Kuvâ-yı Milliye’nin oluşumunda Batı Anadolu’da Yunan işgali ve yerli Rum çetelerinin eylemleri yanı sıra Güney bölgelerinde Fransız işgalleri, Ermeni çetelerinin faaliyetleri etkili olmuştur. İzmir’in işgalinden önce bir direniş fikri oluşturmaya çalışan Redd-i İlhak Cemiyeti, kararsız insanları etkilemekte zorlanıyordu. Yunan işgalinin yaptığı maddi-manevi tahribatın şiddeti kararsız insanları da Kuvâ-yı Milliye hareketinin içine çekti. Bu direniş fikrinde etkili olan toplumsal guruplar ise şu unsurlardan oluşmaktadır: 1- Din adamları 2- Bürokrat şahıslar (mutasarrıf, kaymakam vb.) 3- Askerî rical 4- Efeler, zeybekler ve eski komitacılar 5- Eşraf ikiye ayrılmıştır. Bir gurup esnaf bu direniş hareketine destek verirken bir gurup eşraf destek vermemiştir.
Kararsız olanlar, işgallerin etkisini yakından hissettikçe direniş hareketine katılmışlardır. Yaş guruplarında ise çocuklardan yaşlılara kadar işgallerden tedirgin olan herkes bu direniş hareketinin içinde yer almıştır.
Kuvâ-yı Milliye adı verilen ilk ulusal güç Balkan Savaşı döneminde oluşturulmuştu. Osmanlı ordularının çöküşü durumunda Anadolu’da millî bir gerilla hareketi imkanı İttihat ve Terakki Cemiyeti tarafından planlanmış, M. Kemal Paşa’nın Anadolu’ya ayak basmasından aylar evvel İzmir, Erzurum, Trabzon, Edirne gibi vilayetlerde çalışmalar yapılmıştı. Yunan işgallerinin başlaması üzerine 57. Tümen Komutanı Albay Şefik Bey 23 Mayıs 1919’da Harbiye Nezaretine sunduğu bir raporda, Anadolu’yu işgalden kurtarmak ve “durumu düzeltmek için” en iyi önlemin Kuvâ-yı Milliye örgütü kurmak olduğunu belirtmişti. Bu yüzden Kuvâ-yı Milliye Batı Anadolu’da Yunan işgali öncesinde doğan siyasal otorite boşluğunu doldurmak ve bölgenin işgali durumunda işgalcilere karşı direniş göstermek amacıyla kurulmuştur.
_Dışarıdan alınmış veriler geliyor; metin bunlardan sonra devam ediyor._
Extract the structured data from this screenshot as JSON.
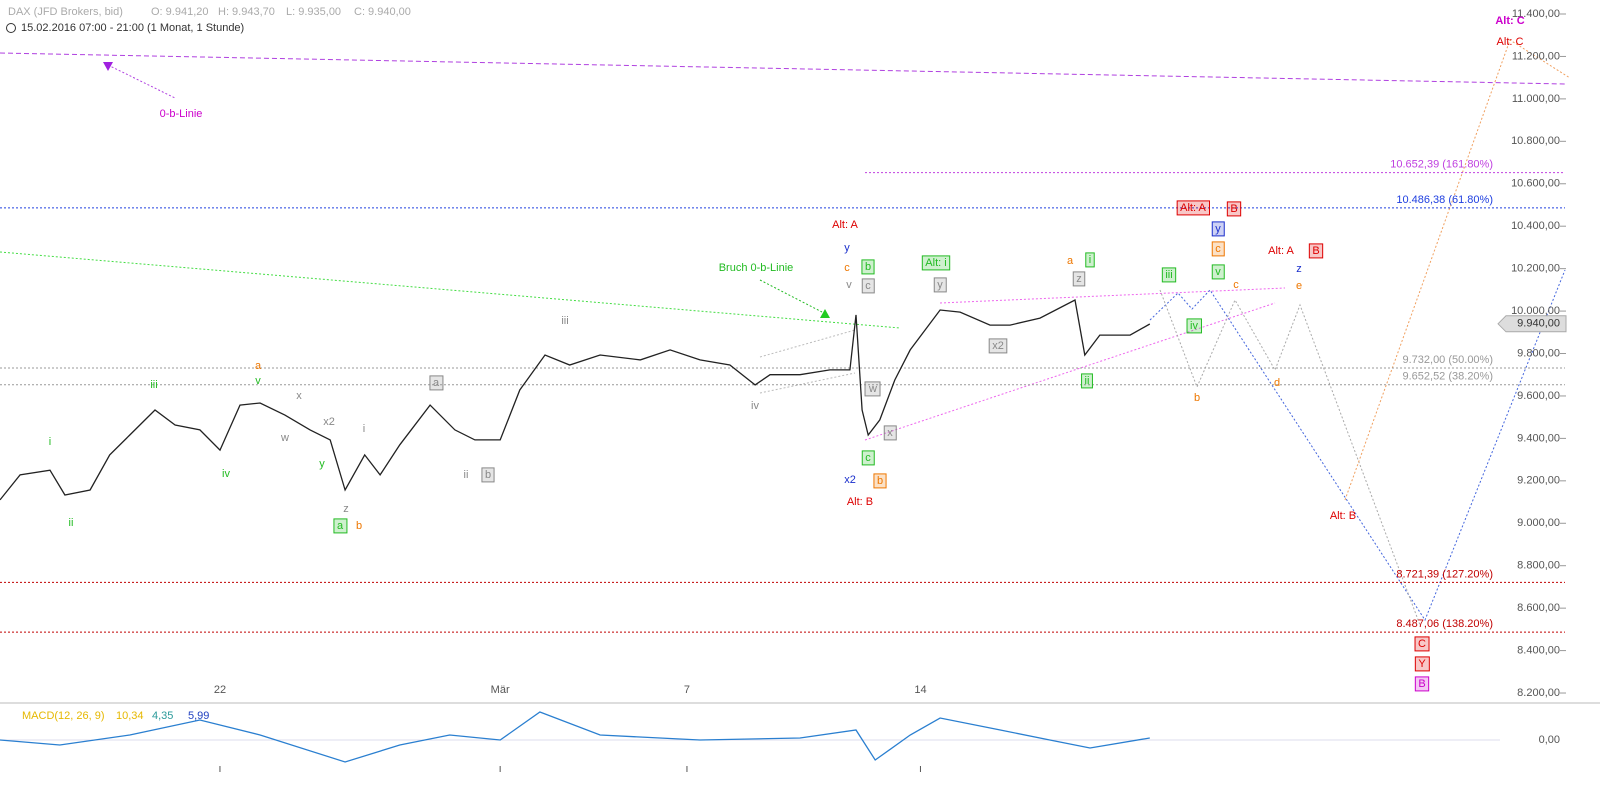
{
  "chart_data": [
    {
      "type": "line",
      "title": "DAX (JFD Brokers, bid)",
      "quote": [
        "O: 9.941,20",
        "H: 9.943,70",
        "L: 9.935,00",
        "C: 9.940,00"
      ],
      "subtitle": "15.02.2016 07:00 - 21:00 (1 Monat, 1 Stunde)",
      "color": "#222222",
      "x": [
        0.29,
        0.72,
        1.36,
        1.68,
        2.22,
        2.64,
        3.07,
        3.61,
        4.04,
        4.57,
        5.0,
        5.43,
        5.86,
        6.39,
        6.93,
        7.36,
        7.68,
        8.1,
        8.43,
        8.85,
        9.5,
        10.03,
        10.46,
        11.0,
        11.42,
        11.96,
        12.49,
        13.14,
        14.0,
        14.64,
        15.28,
        15.92,
        16.46,
        16.78,
        17.42,
        18.06,
        18.49,
        18.62,
        18.75,
        18.88,
        19.13,
        19.45,
        19.78,
        20.42,
        20.85,
        21.49,
        21.92,
        22.56,
        23.31,
        23.52,
        23.84,
        24.49,
        24.91
      ],
      "values": [
        9110,
        9228,
        9250,
        9133,
        9157,
        9322,
        9416,
        9534,
        9463,
        9440,
        9345,
        9557,
        9567,
        9510,
        9440,
        9393,
        9157,
        9322,
        9228,
        9370,
        9557,
        9440,
        9393,
        9393,
        9628,
        9793,
        9746,
        9793,
        9770,
        9817,
        9770,
        9746,
        9652,
        9700,
        9700,
        9723,
        9723,
        9982,
        9534,
        9416,
        9487,
        9675,
        9817,
        10005,
        9995,
        9934,
        9934,
        9967,
        10052,
        9793,
        9887,
        9887,
        9939
      ],
      "xlim": [
        0.29,
        32.41
      ],
      "xticks": [
        {
          "value": 5,
          "label": "22"
        },
        {
          "value": 11,
          "label": "Mär"
        },
        {
          "value": 15,
          "label": "7"
        },
        {
          "value": 20,
          "label": "14"
        }
      ],
      "ylim": [
        8153,
        11466
      ],
      "yticks": [
        {
          "value": 8200,
          "label": "8.200,00"
        },
        {
          "value": 8400,
          "label": "8.400,00"
        },
        {
          "value": 8600,
          "label": "8.600,00"
        },
        {
          "value": 8800,
          "label": "8.800,00"
        },
        {
          "value": 9000,
          "label": "9.000,00"
        },
        {
          "value": 9200,
          "label": "9.200,00"
        },
        {
          "value": 9400,
          "label": "9.400,00"
        },
        {
          "value": 9600,
          "label": "9.600,00"
        },
        {
          "value": 9800,
          "label": "9.800,00"
        },
        {
          "value": 10000,
          "label": "10.000,00"
        },
        {
          "value": 10200,
          "label": "10.200,00"
        },
        {
          "value": 10400,
          "label": "10.400,00"
        },
        {
          "value": 10600,
          "label": "10.600,00"
        },
        {
          "value": 10800,
          "label": "10.800,00"
        },
        {
          "value": 11000,
          "label": "11.000,00"
        },
        {
          "value": 11200,
          "label": "11.200,00"
        },
        {
          "value": 11400,
          "label": "11.400,00"
        }
      ],
      "last": {
        "value": 9940,
        "label": "9.940,00"
      },
      "levels": [
        {
          "value": 10652.39,
          "label": "10.652,39 (161.80%)",
          "color": "#c040e0"
        },
        {
          "value": 10486.38,
          "label": "10.486,38 (61.80%)",
          "color": "#2040e0"
        },
        {
          "value": 9732.0,
          "label": "9.732,00 (50.00%)",
          "color": "#999999"
        },
        {
          "value": 9652.52,
          "label": "9.652,52 (38.20%)",
          "color": "#999999"
        },
        {
          "value": 8721.39,
          "label": "8.721,39 (127.20%)",
          "color": "#c00000"
        },
        {
          "value": 8487.06,
          "label": "8.487,06 (138.20%)",
          "color": "#c00000"
        }
      ],
      "annotations": [
        {
          "text": "0-b-Linie",
          "color": "#cc00cc",
          "boxed": false
        },
        {
          "text": "Bruch 0-b-Linie",
          "color": "#22bb22",
          "boxed": false
        },
        {
          "text": "i",
          "color": "#22bb22",
          "boxed": false
        },
        {
          "text": "ii",
          "color": "#22bb22",
          "boxed": false
        },
        {
          "text": "iii",
          "color": "#22bb22",
          "boxed": false
        },
        {
          "text": "iv",
          "color": "#22bb22",
          "boxed": false
        },
        {
          "text": "a",
          "color": "#ee7700",
          "boxed": false
        },
        {
          "text": "v",
          "color": "#22bb22",
          "boxed": false
        },
        {
          "text": "x",
          "color": "#888888",
          "boxed": false
        },
        {
          "text": "w",
          "color": "#888888",
          "boxed": false
        },
        {
          "text": "x2",
          "color": "#888888",
          "boxed": false
        },
        {
          "text": "y",
          "color": "#22bb22",
          "boxed": false
        },
        {
          "text": "z",
          "color": "#888888",
          "boxed": false
        },
        {
          "text": "a",
          "color": "#22bb22",
          "boxed": true
        },
        {
          "text": "b",
          "color": "#ee7700",
          "boxed": false
        },
        {
          "text": "i",
          "color": "#888888",
          "boxed": false
        },
        {
          "text": "a",
          "color": "#888888",
          "boxed": true
        },
        {
          "text": "ii",
          "color": "#888888",
          "boxed": false
        },
        {
          "text": "b",
          "color": "#888888",
          "boxed": true
        },
        {
          "text": "iii",
          "color": "#888888",
          "boxed": false
        },
        {
          "text": "iv",
          "color": "#888888",
          "boxed": false
        },
        {
          "text": "Alt: A",
          "color": "#dd0000",
          "boxed": false
        },
        {
          "text": "y",
          "color": "#1a2fcc",
          "boxed": false
        },
        {
          "text": "c",
          "color": "#ee7700",
          "boxed": false
        },
        {
          "text": "v",
          "color": "#888888",
          "boxed": false
        },
        {
          "text": "b",
          "color": "#22bb22",
          "boxed": true
        },
        {
          "text": "c",
          "color": "#888888",
          "boxed": true
        },
        {
          "text": "w",
          "color": "#888888",
          "boxed": true
        },
        {
          "text": "x",
          "color": "#888888",
          "boxed": true
        },
        {
          "text": "c",
          "color": "#22bb22",
          "boxed": true
        },
        {
          "text": "x2",
          "color": "#1a2fcc",
          "boxed": false
        },
        {
          "text": "b",
          "color": "#ee7700",
          "boxed": true
        },
        {
          "text": "Alt: B",
          "color": "#dd0000",
          "boxed": false
        },
        {
          "text": "Alt: i",
          "color": "#22bb22",
          "boxed": true
        },
        {
          "text": "y",
          "color": "#888888",
          "boxed": true
        },
        {
          "text": "x2",
          "color": "#888888",
          "boxed": true
        },
        {
          "text": "a",
          "color": "#ee7700",
          "boxed": false
        },
        {
          "text": "i",
          "color": "#22bb22",
          "boxed": true
        },
        {
          "text": "z",
          "color": "#888888",
          "boxed": true
        },
        {
          "text": "ii",
          "color": "#22bb22",
          "boxed": true
        },
        {
          "text": "iii",
          "color": "#22bb22",
          "boxed": true
        },
        {
          "text": "iv",
          "color": "#22bb22",
          "boxed": true
        },
        {
          "text": "b",
          "color": "#ee7700",
          "boxed": false
        },
        {
          "text": "Alt: A",
          "color": "#dd0000",
          "boxed": true
        },
        {
          "text": "B",
          "color": "#dd0000",
          "boxed": true
        },
        {
          "text": "y",
          "color": "#1a2fcc",
          "boxed": true
        },
        {
          "text": "c",
          "color": "#ee7700",
          "boxed": true
        },
        {
          "text": "v",
          "color": "#22bb22",
          "boxed": true
        },
        {
          "text": "c",
          "color": "#ee7700",
          "boxed": false
        },
        {
          "text": "Alt: A",
          "color": "#dd0000",
          "boxed": false
        },
        {
          "text": "B",
          "color": "#dd0000",
          "boxed": true
        },
        {
          "text": "z",
          "color": "#1a2fcc",
          "boxed": false
        },
        {
          "text": "e",
          "color": "#ee7700",
          "boxed": false
        },
        {
          "text": "d",
          "color": "#ee7700",
          "boxed": false
        },
        {
          "text": "Alt: B",
          "color": "#dd0000",
          "boxed": false
        },
        {
          "text": "C",
          "color": "#dd0000",
          "boxed": true
        },
        {
          "text": "Y",
          "color": "#dd0000",
          "boxed": true
        },
        {
          "text": "B",
          "color": "#cc00cc",
          "boxed": true
        },
        {
          "text": "Alt: C",
          "color": "#cc00cc",
          "boxed": false
        },
        {
          "text": "Alt: C",
          "color": "#dd0000",
          "boxed": false
        }
      ]
    },
    {
      "type": "line",
      "title": "MACD(12, 26, 9)",
      "readouts": [
        {
          "text": "10,34",
          "color": "#e6b800"
        },
        {
          "text": "4,35",
          "color": "#2a9a9a"
        },
        {
          "text": "5,99",
          "color": "#2040c0"
        }
      ],
      "color": "#2a7fd0",
      "x": [
        0.29,
        1.57,
        3.07,
        4.57,
        5.86,
        7.68,
        8.85,
        9.92,
        11.0,
        11.85,
        13.14,
        15.28,
        17.42,
        18.62,
        19.03,
        19.78,
        20.42,
        21.71,
        22.77,
        23.63,
        24.91
      ],
      "values": [
        0,
        -10,
        10,
        40,
        10,
        -44,
        -10,
        10,
        0,
        56,
        10,
        0,
        4,
        20,
        -40,
        10,
        44,
        20,
        0,
        -16,
        4
      ],
      "ylim": [
        -60,
        60
      ],
      "yticks": [
        {
          "value": 0,
          "label": "0,00"
        }
      ]
    }
  ]
}
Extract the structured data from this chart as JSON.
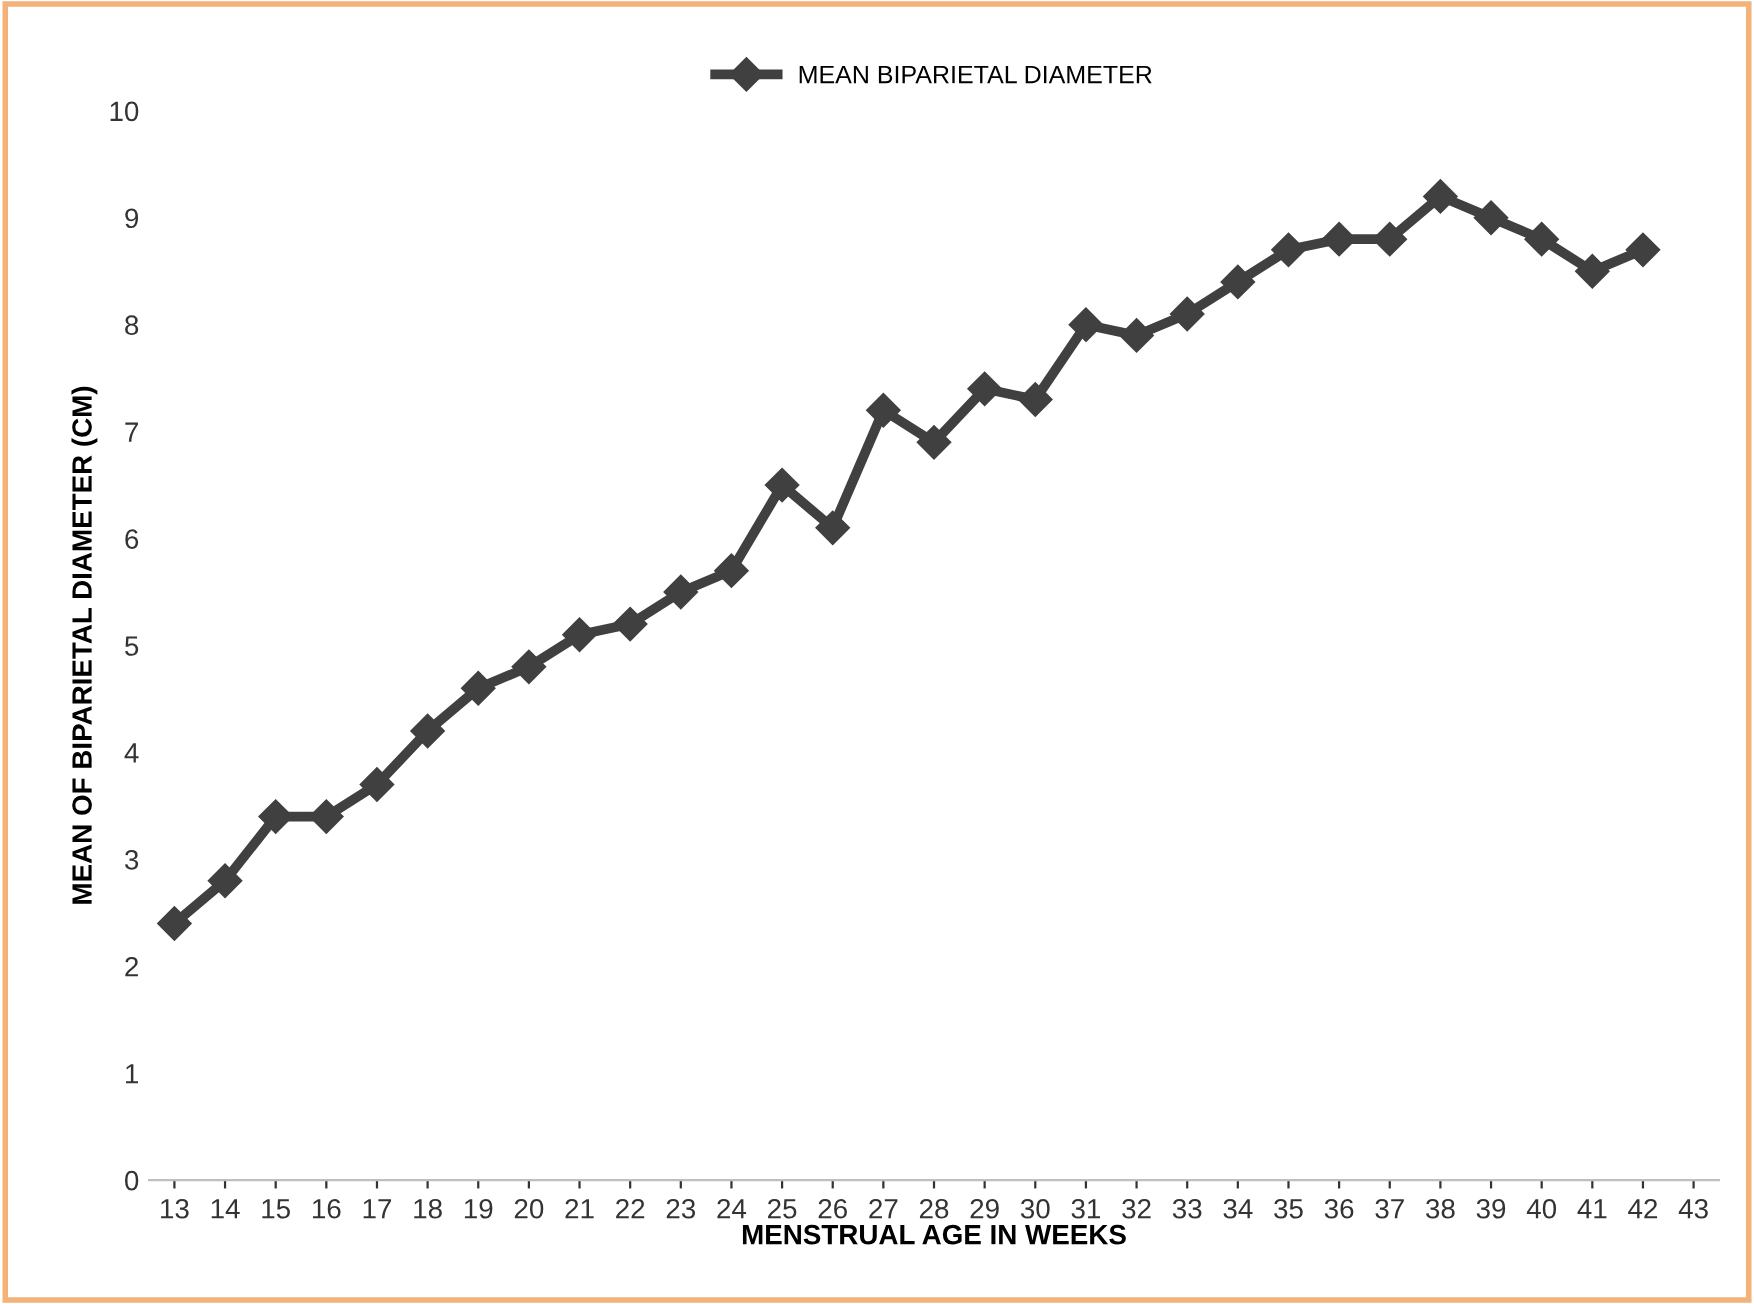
{
  "chart_data": {
    "type": "line",
    "xlabel": "MENSTRUAL AGE IN WEEKS",
    "ylabel": "MEAN OF BIPARIETAL DIAMETER (CM)",
    "categories": [
      "13",
      "14",
      "15",
      "16",
      "17",
      "18",
      "19",
      "20",
      "21",
      "22",
      "23",
      "24",
      "25",
      "26",
      "27",
      "28",
      "29",
      "30",
      "31",
      "32",
      "33",
      "34",
      "35",
      "36",
      "37",
      "38",
      "39",
      "40",
      "41",
      "42",
      "43"
    ],
    "series": [
      {
        "name": "MEAN BIPARIETAL DIAMETER",
        "color": "#404040",
        "values": [
          2.4,
          2.8,
          3.4,
          3.4,
          3.7,
          4.2,
          4.6,
          4.8,
          5.1,
          5.2,
          5.5,
          5.7,
          6.5,
          6.1,
          7.2,
          6.9,
          7.4,
          7.3,
          8.0,
          7.9,
          8.1,
          8.4,
          8.7,
          8.8,
          8.8,
          9.2,
          9.0,
          8.8,
          8.5,
          8.7,
          null
        ]
      }
    ],
    "ylim": [
      0,
      10
    ],
    "yticks": [
      0,
      1,
      2,
      3,
      4,
      5,
      6,
      7,
      8,
      9,
      10
    ],
    "grid": false,
    "legend": "top",
    "marker": "diamond",
    "line_style": "solid"
  }
}
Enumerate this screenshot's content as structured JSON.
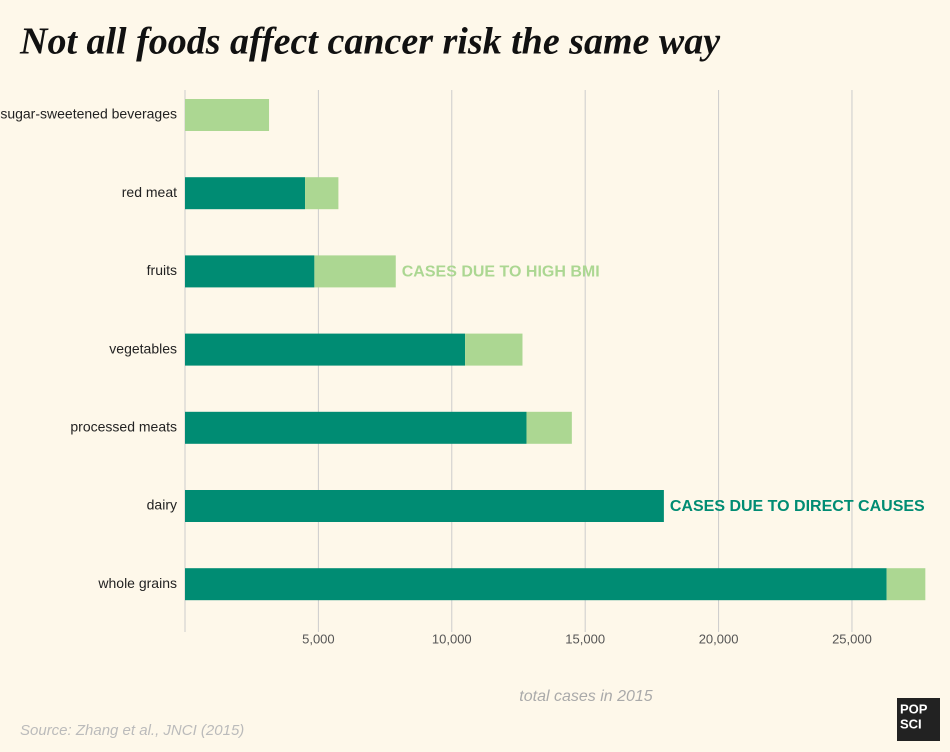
{
  "chart_data": {
    "type": "stacked-bar-horizontal",
    "title": "Not all foods affect cancer risk the same way",
    "categories": [
      "sugar-sweetened beverages",
      "red meat",
      "fruits",
      "vegetables",
      "processed meats",
      "dairy",
      "whole grains"
    ],
    "series": [
      {
        "name": "CASES DUE TO DIRECT CAUSES",
        "color": "#008c73",
        "values": [
          0,
          4500,
          4850,
          10500,
          12800,
          17950,
          26300
        ]
      },
      {
        "name": "CASES DUE TO HIGH BMI",
        "color": "#acd792",
        "values": [
          3150,
          1250,
          3050,
          2150,
          1700,
          0,
          1450
        ]
      }
    ],
    "xlim": [
      0,
      28000
    ],
    "xticks": [
      {
        "value": 5000,
        "label": "5,000"
      },
      {
        "value": 10000,
        "label": "10,000"
      },
      {
        "value": 15000,
        "label": "15,000"
      },
      {
        "value": 20000,
        "label": "20,000"
      },
      {
        "value": 25000,
        "label": "25,000"
      }
    ],
    "xlabel": "total cases in 2015",
    "source": "Source: Zhang et al., JNCI (2015)",
    "logo": [
      "POP",
      "SCI"
    ],
    "grid": true
  }
}
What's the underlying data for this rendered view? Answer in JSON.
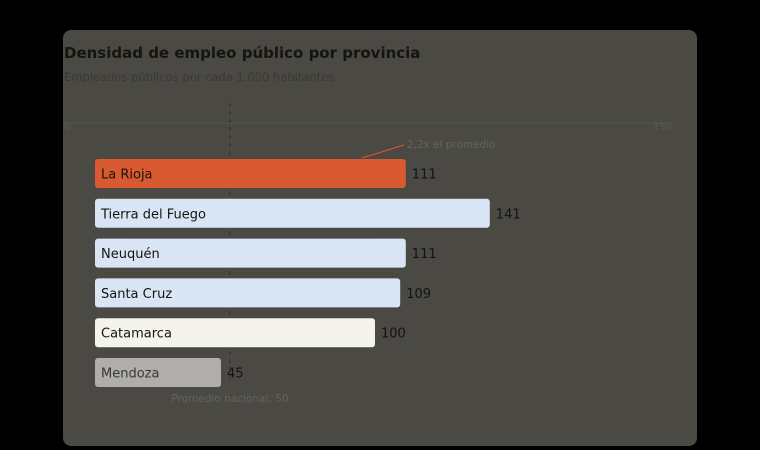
{
  "header": {
    "title": "Densidad de empleo público por provincia",
    "subtitle": "Empleados públicos por cada 1.000 habitantes"
  },
  "colors": {
    "card": "#4a4944",
    "highlight": "#d95a30",
    "high": "#d9e5f4",
    "mid": "#f4f3ec",
    "low": "#b0aeaa"
  },
  "chart_data": {
    "type": "bar",
    "orientation": "horizontal",
    "title": "Densidad de empleo público por provincia",
    "subtitle": "Empleados públicos por cada 1.000 habitantes",
    "xlim": [
      0,
      150
    ],
    "ticks": [
      {
        "value": 0,
        "label": "0"
      },
      {
        "value": 150,
        "label": "150"
      }
    ],
    "categories": [
      "La Rioja",
      "Tierra del Fuego",
      "Neuquén",
      "Santa Cruz",
      "Catamarca",
      "Mendoza"
    ],
    "values": [
      111,
      141,
      111,
      109,
      100,
      45
    ],
    "bar_colors": [
      "#d95a30",
      "#d9e5f4",
      "#d9e5f4",
      "#d9e5f4",
      "#f4f3ec",
      "#b0aeaa"
    ],
    "label_colors": [
      "#15140f",
      "#15140f",
      "#15140f",
      "#15140f",
      "#15140f",
      "#3a3934"
    ],
    "reference_line": {
      "value": 50,
      "label": "Promedio nacional: 50"
    },
    "annotations": [
      {
        "category": "La Rioja",
        "text": "2,2x el promedio"
      }
    ]
  }
}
Kuvâ-yı Milliye gruplarını yapısal olarak asker kökenliler ve sivil kökenliler olarak ikiye ayırabiliriz. Asker kökenlilerde milli mücadele sırasında bizzat silahaltında bulunanlar M Şefik (Aker), Albay Kazım (Özalp), Albay Bekir Sami (Günsav) ilk akla gelen isimlerdir. Asker kaçakları, askerlikten emekliye ayrılmış olanlar, hükûmet tarafından askerlikten çıkarılanlar, ya da istifa ederek ayrılanlar da bu grup içinde yer almışlardır. Kuvâ-yı Milliye’nin içinde yer alan asker kökenli grup arasında önemli sorun yaşanmamıştır.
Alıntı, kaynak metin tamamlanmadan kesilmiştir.